Seven months ago you said of Afghanistan: "we need to more narrowly focus our efforts and have a much more achievable and targeted policy in that region, or we run the risk of repeating the mistakes we made in Vietnam and the Russians made in Afghanistan. There are some fundamental questions that I would ask of those who are suggesting that we follow a long term counterinsurgency strategy."
Needless to say, your questions have not been adequately answered.

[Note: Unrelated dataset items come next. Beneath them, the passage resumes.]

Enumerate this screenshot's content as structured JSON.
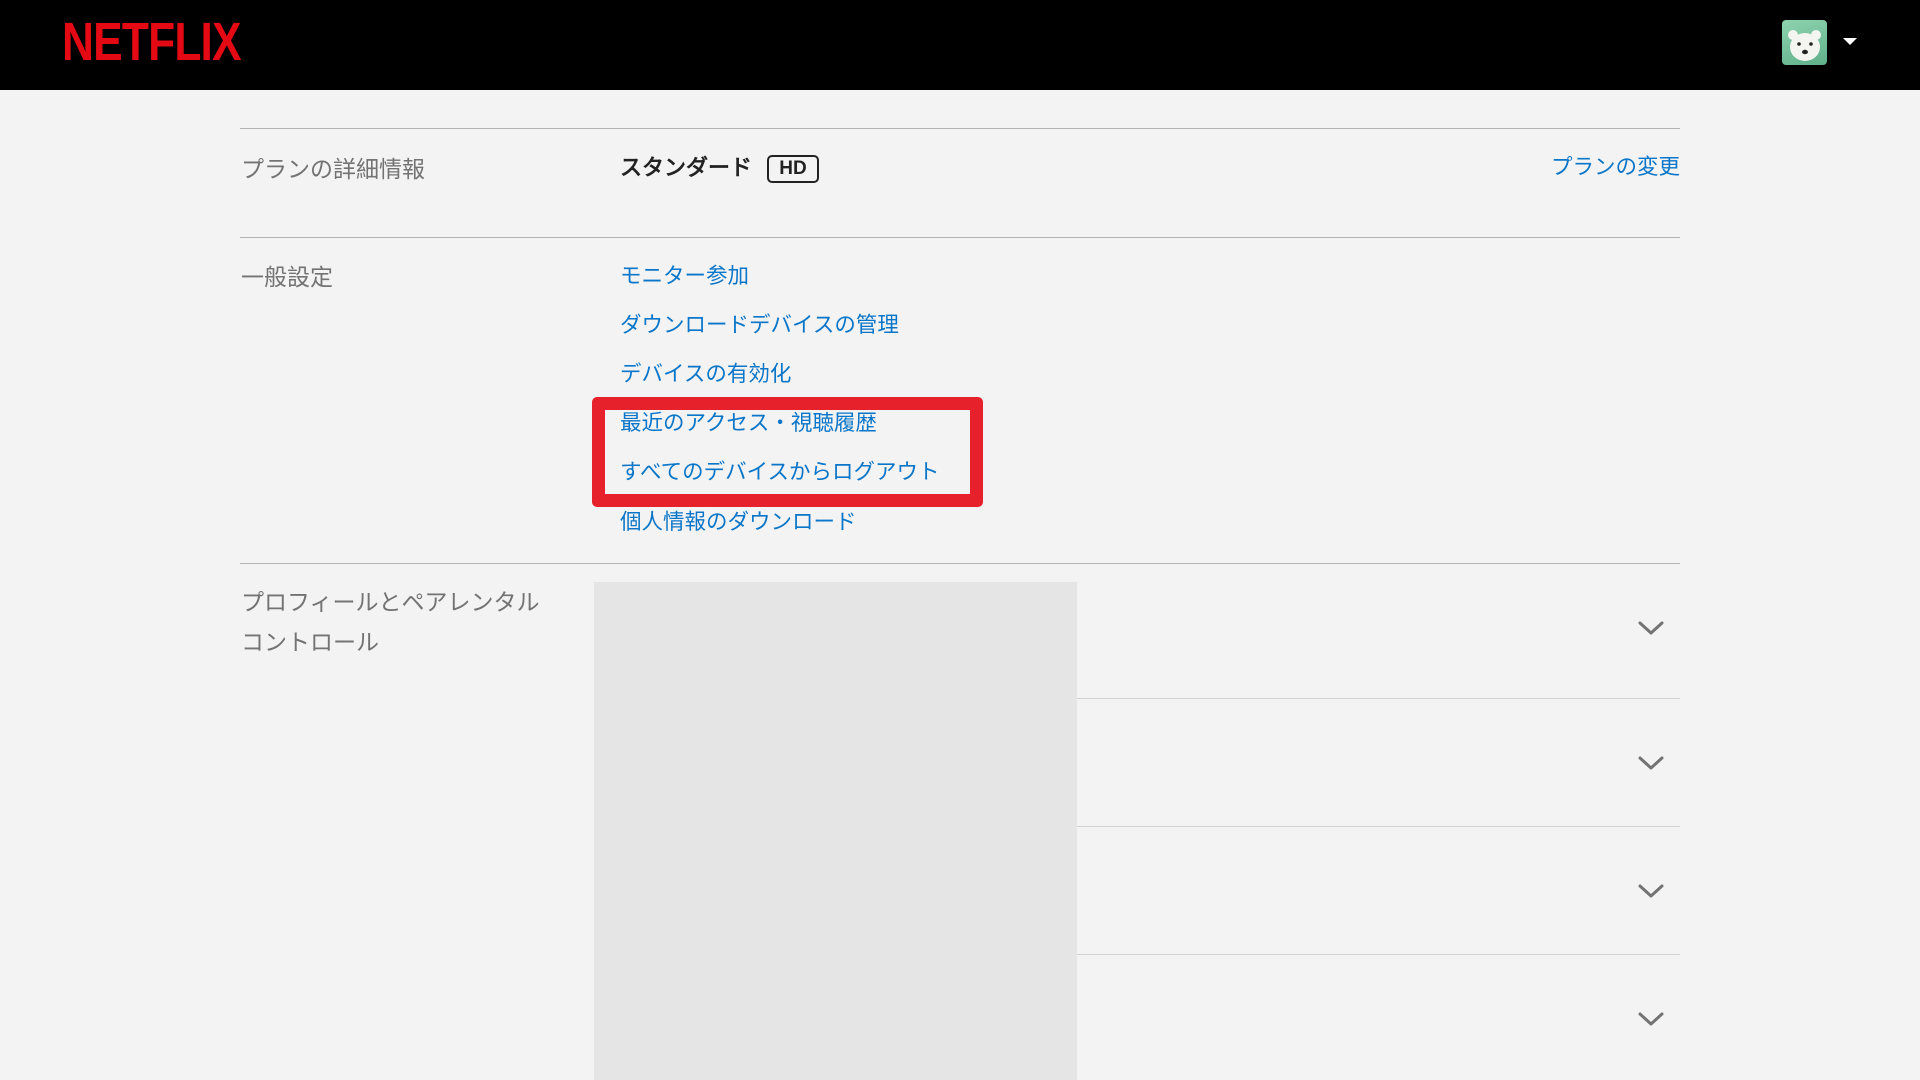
{
  "header": {
    "logo_text": "NETFLIX",
    "avatar_icon": "polar-bear-avatar-icon",
    "caret_icon": "caret-down-icon"
  },
  "plan": {
    "label": "プランの詳細情報",
    "name": "スタンダード",
    "badge": "HD",
    "change_link": "プランの変更"
  },
  "general": {
    "label": "一般設定",
    "links": [
      "モニター参加",
      "ダウンロードデバイスの管理",
      "デバイスの有効化",
      "最近のアクセス・視聴履歴",
      "すべてのデバイスからログアウト",
      "個人情報のダウンロード"
    ]
  },
  "profiles": {
    "label_line1": "プロフィールとペアレンタル",
    "label_line2": "コントロール",
    "row_icon": "chevron-down-icon"
  },
  "colors": {
    "brand": "#e50914",
    "link": "#0a76c9",
    "highlight": "#e6212b"
  }
}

And you said this: "As an Appropriator I must ask, what will that policy cost and how will we pay for it? We are now in the middle of a fundamental debate over reforming our healthcare system. The President has indicated that it must cost less than $900 billion over ten years and be fully paid for. The Congressional Budget Office has had four committees twisting themselves into knots in order to fit healthcare reform into that limit. CBO is earnestly measuring the cost of each competing healthcare plan. Shouldn’t it be asked to do the same thing with respect to Afghanistan? If we add 40,000 troops and recognize the need for a sustained 10 year or longer commitment, as the architects of this plan tell us we do, the military costs alone would be over $800 billion. And unlike the demands that are being made of the healthcare alternatives that they be deficit neutral, we’ve heard no such demand with respect to Afghanistan. I would ask how much will this entire effort cost, when you add in civilian costs and costs in Pakistan? And how would that impact the budget?"